Une passion des territoires toute sénatoriale. Le nouveau président de groupe entend d’ailleurs fixer le cap vers le prochain scrutin local, les municipales de 2026, et bien sûr les sénatoriales, dans la foulée. Un renouvellement essentiel, alors que le groupe LR a commencé à perdre quelques sièges lors du scrutin de 2023.

Celui que certains, comme la sénatrice centriste Nathalie Goulet, surnomment « bébé Larcher », devrait prendre davantage de poids politique, et la lumière, dans ce poste exposé. La nouvelle configuration politique, avec Michel Barnier soutenu par les LR, va donner au groupe LR du Sénat un rôle moteur dans la fabrique de la loi, face à une Assemblée divisée en trois grands blocs et sans majorité absolue.

« Volonté d’émancipation »

S’il est proche du président du Sénat, il ne faut pas voir pour autant la main de Gérard Larcher derrière son arrivée à la tête du groupe. « C’est plus compliqué que ça », soulignait un sénateur LR la semaine dernière, d’autant que la première solution choisie par Bruno Retailleau et Gérard Larcher était la carte Karoutchi. Un autre y voyait même une « volonté d’émancipation (de Mathieu Darnaud) ou de prendre date, avec un nouveau mode de gouvernance des sénateurs LR ». Certains de ses amis l’ont incité à se lancer, sans attendre.
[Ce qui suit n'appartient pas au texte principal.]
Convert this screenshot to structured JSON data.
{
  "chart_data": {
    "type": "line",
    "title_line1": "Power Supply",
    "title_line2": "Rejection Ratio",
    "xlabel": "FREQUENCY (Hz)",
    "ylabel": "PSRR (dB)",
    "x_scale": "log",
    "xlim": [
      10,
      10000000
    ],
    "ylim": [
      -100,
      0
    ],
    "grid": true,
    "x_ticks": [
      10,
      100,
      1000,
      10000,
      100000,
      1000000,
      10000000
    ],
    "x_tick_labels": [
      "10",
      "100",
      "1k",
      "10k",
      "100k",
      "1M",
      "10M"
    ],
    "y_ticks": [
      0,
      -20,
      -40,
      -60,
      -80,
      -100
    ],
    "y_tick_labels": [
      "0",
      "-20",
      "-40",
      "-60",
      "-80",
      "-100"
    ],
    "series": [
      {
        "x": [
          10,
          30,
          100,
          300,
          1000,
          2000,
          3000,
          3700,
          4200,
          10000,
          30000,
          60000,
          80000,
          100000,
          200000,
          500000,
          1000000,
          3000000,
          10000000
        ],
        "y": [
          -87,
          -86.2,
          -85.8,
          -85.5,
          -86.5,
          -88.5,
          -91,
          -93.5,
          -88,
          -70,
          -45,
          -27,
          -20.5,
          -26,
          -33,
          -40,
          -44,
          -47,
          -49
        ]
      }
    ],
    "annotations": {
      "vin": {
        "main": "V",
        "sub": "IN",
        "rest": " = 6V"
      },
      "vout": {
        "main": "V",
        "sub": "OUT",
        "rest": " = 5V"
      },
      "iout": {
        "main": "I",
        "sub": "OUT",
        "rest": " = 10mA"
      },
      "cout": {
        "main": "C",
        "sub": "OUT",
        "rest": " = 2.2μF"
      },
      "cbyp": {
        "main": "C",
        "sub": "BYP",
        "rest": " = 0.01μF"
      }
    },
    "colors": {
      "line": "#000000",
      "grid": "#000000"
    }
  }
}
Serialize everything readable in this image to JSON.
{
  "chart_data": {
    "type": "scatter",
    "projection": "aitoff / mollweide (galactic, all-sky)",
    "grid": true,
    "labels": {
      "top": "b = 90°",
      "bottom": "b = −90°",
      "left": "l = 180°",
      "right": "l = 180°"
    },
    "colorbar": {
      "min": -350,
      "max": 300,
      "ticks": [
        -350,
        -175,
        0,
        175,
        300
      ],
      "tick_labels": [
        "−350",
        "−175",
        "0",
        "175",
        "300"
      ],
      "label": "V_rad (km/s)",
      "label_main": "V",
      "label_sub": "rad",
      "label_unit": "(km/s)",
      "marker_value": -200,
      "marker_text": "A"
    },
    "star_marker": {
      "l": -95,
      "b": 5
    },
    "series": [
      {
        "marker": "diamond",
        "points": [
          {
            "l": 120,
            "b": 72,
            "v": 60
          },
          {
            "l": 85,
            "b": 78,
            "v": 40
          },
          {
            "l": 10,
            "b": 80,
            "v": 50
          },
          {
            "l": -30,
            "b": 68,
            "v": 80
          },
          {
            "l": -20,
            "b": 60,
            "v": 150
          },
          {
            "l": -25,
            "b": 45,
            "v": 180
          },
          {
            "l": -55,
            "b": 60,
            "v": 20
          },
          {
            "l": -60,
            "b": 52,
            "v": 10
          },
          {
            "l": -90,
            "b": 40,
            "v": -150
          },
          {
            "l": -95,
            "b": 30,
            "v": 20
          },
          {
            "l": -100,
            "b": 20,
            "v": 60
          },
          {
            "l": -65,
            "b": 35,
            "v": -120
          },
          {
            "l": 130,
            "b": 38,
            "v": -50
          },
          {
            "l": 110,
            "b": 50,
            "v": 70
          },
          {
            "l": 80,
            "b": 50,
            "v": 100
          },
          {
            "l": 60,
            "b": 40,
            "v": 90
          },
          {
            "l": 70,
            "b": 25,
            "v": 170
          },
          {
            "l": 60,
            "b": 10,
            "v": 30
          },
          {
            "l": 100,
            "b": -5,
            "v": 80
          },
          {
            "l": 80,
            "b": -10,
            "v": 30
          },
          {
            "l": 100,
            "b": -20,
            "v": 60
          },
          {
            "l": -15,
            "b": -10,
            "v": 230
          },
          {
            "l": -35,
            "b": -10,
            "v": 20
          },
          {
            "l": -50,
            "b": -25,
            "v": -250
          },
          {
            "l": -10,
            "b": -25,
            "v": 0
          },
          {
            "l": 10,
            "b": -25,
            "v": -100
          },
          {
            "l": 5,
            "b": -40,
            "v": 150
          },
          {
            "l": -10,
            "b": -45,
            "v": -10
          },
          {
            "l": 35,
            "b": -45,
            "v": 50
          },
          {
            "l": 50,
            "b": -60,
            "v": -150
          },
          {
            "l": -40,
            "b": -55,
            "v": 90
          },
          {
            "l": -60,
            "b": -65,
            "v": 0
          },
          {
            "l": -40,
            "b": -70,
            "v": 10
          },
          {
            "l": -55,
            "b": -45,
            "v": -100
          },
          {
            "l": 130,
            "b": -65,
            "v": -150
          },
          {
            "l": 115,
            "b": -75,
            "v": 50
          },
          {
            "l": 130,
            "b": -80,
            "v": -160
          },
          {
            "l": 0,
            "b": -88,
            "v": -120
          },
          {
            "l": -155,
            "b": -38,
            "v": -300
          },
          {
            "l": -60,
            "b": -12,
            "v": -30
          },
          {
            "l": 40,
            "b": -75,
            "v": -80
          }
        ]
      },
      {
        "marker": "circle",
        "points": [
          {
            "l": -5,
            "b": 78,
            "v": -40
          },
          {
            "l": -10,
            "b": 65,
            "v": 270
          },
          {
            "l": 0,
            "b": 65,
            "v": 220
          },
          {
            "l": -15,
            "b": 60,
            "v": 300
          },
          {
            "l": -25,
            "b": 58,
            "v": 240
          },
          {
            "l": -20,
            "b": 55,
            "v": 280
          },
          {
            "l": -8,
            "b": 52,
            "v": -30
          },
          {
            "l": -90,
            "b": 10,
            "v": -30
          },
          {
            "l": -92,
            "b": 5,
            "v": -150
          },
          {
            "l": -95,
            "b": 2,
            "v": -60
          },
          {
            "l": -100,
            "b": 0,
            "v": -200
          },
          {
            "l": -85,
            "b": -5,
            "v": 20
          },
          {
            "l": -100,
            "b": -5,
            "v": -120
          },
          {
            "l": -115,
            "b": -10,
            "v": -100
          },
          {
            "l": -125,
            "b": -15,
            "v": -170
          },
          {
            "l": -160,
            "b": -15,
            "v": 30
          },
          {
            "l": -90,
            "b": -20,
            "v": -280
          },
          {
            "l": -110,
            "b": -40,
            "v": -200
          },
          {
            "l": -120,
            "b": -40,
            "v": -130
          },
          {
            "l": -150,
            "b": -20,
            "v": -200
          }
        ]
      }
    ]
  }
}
Mathieu Darnaud va maintenant devoir imprimer sa marque. « C’est un vrai passionné de la chose publique, donc de la politique, qui connaît très bien les territoires. Il a une analyse très solide, très nourrie par les nombreuses visites qu’il fait sur le terrain », salue le sénateur Jean-François Husson, rapporteur général de la commission des finances. Il remarque « un signal intéressant : il est élu d’un département qui n’est pas des plus privilégiés ». « Je l’ai accueilli à plusieurs reprises. Il se souvient de tout, par cœur », ajoute encore le sénateur de la Meurthe-et-Moselle. « Mathieu connaît ses dossiers, il a de la repartie. Il est capable de mener », salue encore un de ses soutiens.

« On ne doit pas être une majorité sénatoriale godillot »

Si certains voyaient déjà, la semaine dernière, son arrivée à la tête du groupe comme « une rampe de lancement vers le Plateau », la présidence du Sénat, une telle perspective paraît encore lointaine et incertaine. Dans l’immédiat, Mathieu Darnaud va devoir faire vivre un groupe qui va devoir changer son logiciel. « On n’est plus dans l’opposition mais dans la participation à une aventure majoritaire. On ne doit pas être une majorité sénatoriale godillot », prévient un sénateur LR, qui défend « un soutien, tout en étant exigeant ». Premiers travaux pratiques pour Mathieu Darnaud, dès mercredi, lors de sa réponse au discours de politique générale de Michel Barnier, au Sénat.